The Oldest Joke in The World

Turns out the oldest joke in the world, is a fart joke (BBC: Flatulence Joke is World’s Oldest: “Something which has never occurred since time immemorial; a young woman did not fart in her husband’s lap,” goes the joke). And it’s pretty old: 1900 B.C., based upon the work of a three-month long effort from researchers at Wolverhampton University.

And while we’re at it, Britain’s oldest joke is a thousand-year old double entendre :  “They found the wry observation in the Codex Exoniensis, a 10th century book of Anglo-Saxon poetry held at Exeter Cathedral. It reads: “What hangs at a man’s thigh and wants to poke the hole that it’s often poked before?’ Answer: A key” (The Telegraph: “The World’s Oldest Jokes Revealed By University Research).

There’s even an entire Wikipedia entry devoted to the subject of the history of fart humor (#History of Flatulence Humor), which in itself was weirdly, compellingly informative. I was contemplating going more into why exactly it is that we find those sorts of things funny. But, there’s only so many times I could bring myself to write the word “fart” in a single blog post (14 times, it seems). And, this concluding thought from The Telegraph pretty much sums it up: “The delivery may be different, but the subject matter hasn’t changed a bit.”

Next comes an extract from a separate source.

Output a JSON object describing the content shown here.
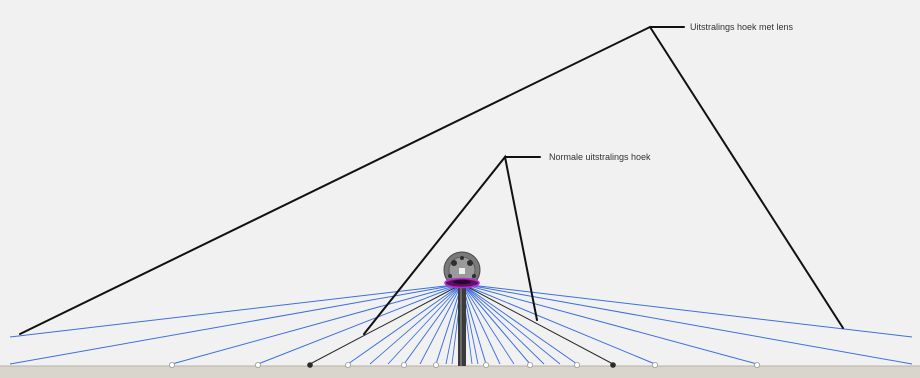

The history of farts in literature and cultural history is certainly well-established: Aristophanes’ The Clouds; “The Historic Fart” in Tales From One Thousand and One Nights; Benjamin Franklin’s “Fart Proudly”; to Samuel Beckett’s Molloy, and yeah, that James Joyce thing, too. And here’s the best rundown of Shakespeare fart jokes you’ll find on the Internet, from the shakesyear blog.

The first thing that comes to mind when I think of “oldest” and “fart joke” is always “The Miller’s Tale” in The Canterbury Tales.

And up the window did he hastily,
And out his erse he put full privily
Over the buttock, to the haunche bone.
And therewith spake this clerk, this Absolon,
“Speak, sweete bird, I know not where thou art.”
This Nicholas anon let fly a fart,
As great as it had been a thunder dent*; (*peal, clap)
That with the stroke he was well nigh y-blent*; (*blinded)
But he was ready with his iron hot,
And Nicholas amid the erse he smote.”

Even Chaucer thought farts were funny.

Not to mention that farts seem to be as funny and more monetizable than at any other time in the history of human existence, which is kind of sad (see: Wired — “iPhone Fart App Rakes in $10,000 a Day“). Absolutely incredible. Well, at least all of this prompted my favorite Apple quote ever, the “we” hopefully most likely intended to speak for all of humanity: “We have over 250,000 apps in the App Store. We don’t need any more Fart apps.”

 

As a somewhat-related piece of trivia, that old favorite, “Why did the chicken cross the road?” isn’t as old as I would’ve thought – 1847, with origins apparently traced back to a riddle printed in a New York magazine.